ただし、対象物件は「個人の居住用」である必要があります。
また、控除を受ける人の所得金額が、3000万円以下である必要があります。
さらに、次のいずれか低い金額の5%相当額についても控除できます。
1.aとbの合計額
- a.各改修工事費用のうち、控除対象限度額を超える額の合計額
- b.各改修工事と併せて行う増築、改築などの費用(補助金等の交付がある場合には当該補助金等の額を控除した後の金額)の合計額
2.各改修工事の標準的な費用の合計額
h3:バリアフリー改修工事
バリアフリー改修工事の具体例は、以下の通りです。
- 廊下の拡幅
- 階段の勾配の緩和
- 浴室改良
- トイレ改良
- 手すりの設置
- 屋内の段差の解消
- 引き戸への取替工事
- 床表面の滑り止め化
バリアフリー改修工事の対象者は、以下のいずれかを満たす人です。
- 50歳以上
- 要介護または要支援の認定を受けている
- 障害者
- 居住者または親族のうち2もしくは3に該当する、または65歳以上の者のいずれかと同居している
三世代同居対応改修工事
三世代同居対応改修工事は、「キッチン」「浴室」「トイレ」「玄関」のいずれか2つ以上の増設工事を実施した場合が対象です。
省エネ改修工事
省エネ改修工事の具体例は、以下の通りです。
- 窓の改修工事
- 床の断熱工事
- 天井の断熱工事
- 壁の断熱工事
- 一定の太陽光発電装置設置工事
- 一定の太陽熱利用冷温熱装置等の設置工事
耐久性向上改修工事
耐久性向上改修工事の対象は、「小屋裏」「外壁」「浴室や脱衣室」「土台や軸組」「床下」「基礎もしくは地盤に対する劣化対策工事」「給排水管や給湯管に関する維持管理もしくは更新を用意にするための工事」です。

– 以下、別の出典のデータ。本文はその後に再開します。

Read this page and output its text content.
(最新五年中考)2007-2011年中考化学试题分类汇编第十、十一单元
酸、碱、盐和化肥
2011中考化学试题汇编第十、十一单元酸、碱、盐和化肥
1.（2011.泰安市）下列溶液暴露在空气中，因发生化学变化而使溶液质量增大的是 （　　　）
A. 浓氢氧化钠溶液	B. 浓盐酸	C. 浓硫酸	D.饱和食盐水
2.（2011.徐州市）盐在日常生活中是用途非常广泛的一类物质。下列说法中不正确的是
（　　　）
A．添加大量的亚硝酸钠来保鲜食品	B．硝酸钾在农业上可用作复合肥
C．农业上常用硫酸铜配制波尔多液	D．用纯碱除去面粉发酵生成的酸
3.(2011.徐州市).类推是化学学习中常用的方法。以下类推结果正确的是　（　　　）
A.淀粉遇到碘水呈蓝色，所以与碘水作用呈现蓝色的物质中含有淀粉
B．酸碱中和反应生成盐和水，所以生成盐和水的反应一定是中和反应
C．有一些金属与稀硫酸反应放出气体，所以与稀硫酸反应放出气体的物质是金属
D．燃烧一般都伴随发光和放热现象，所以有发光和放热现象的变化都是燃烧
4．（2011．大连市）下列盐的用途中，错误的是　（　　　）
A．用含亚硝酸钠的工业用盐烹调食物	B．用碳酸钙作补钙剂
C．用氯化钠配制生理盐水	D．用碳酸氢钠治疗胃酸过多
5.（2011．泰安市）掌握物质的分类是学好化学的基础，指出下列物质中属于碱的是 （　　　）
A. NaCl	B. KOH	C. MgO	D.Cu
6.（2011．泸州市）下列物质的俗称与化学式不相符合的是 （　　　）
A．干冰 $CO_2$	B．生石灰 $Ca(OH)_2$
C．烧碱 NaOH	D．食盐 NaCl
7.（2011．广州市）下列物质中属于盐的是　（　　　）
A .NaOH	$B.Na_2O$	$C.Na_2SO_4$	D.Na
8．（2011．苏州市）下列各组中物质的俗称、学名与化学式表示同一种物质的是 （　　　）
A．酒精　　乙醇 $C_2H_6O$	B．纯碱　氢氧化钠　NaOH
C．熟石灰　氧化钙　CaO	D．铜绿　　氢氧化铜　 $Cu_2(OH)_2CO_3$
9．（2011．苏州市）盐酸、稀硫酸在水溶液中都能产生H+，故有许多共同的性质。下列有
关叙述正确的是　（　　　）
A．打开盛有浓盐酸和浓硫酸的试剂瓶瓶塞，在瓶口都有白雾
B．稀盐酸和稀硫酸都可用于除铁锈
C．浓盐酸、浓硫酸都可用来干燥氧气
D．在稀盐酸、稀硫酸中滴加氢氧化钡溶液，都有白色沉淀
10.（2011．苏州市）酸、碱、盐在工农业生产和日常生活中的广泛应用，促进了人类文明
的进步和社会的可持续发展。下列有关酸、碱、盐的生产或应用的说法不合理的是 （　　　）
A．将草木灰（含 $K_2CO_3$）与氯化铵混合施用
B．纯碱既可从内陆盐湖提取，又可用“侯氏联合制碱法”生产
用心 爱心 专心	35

耐震改修工事または、省エネ改修工事と合わせて行うものに限ります。
それぞれの対象工事の限度額は以下の通りです。
- バリアフリー改修工事:200万円
- 三世代同居対応改修工事:250万円
- 省エネ改修工事:250万円(※)
- 耐震改修工事+耐久性向上改修工事:250万円
- 省エネ改修工事+耐久性向上改修工事:250万円(※)
- 耐震改修工事+省エネ改修工事+耐久性向上改修工事:500万円(※)
(※)太陽光発電装置を設置すると+100万円
2024年に変化するポイント
2024年税制改正大綱によって、上記の税制優遇措置が2年延長(2026年12月31日まで)されることになりました。
また適用対象者の合計所得金額の上限が3000万円から2000万円に引き下げとなります。
さらに、「子育てに対応した住宅のリフォーム」も新たに対象となっています。
2024年12月31日までに子育て世帯が子育てに対応した住宅へのリフォームを行う場合、標準的な工事費用相当額の10%(対象工事限度額は250万円、最大控除額は25万円)が控除されます。
対象となる条件は、以下のいずれかです。
- 夫婦のどちらかが40歳未満
- 19歳未満の扶養親族がいる
対象となる工事の具体例は、以下の通りです。
- 住宅内における子どもの事故を防止するための工事(手すり設置など)
- 対面式キッチンへの交換工事
- 開口部の防犯性を高める工事
- 収納設備を増設する工事
- 開口部・界壁・床の防音性を高める工事
- 間取り変更工事(一定のものに限る)
控除を受けるためには、「標準的な工事費用相当額が50万円を超える」など、一定の要件を満たす必要があります。
「標準的な工事費用相当額」とは、子育て対応改修工事の種類ごとに定められた金額に、工事を行った箇所の数を乗じた金額のことです。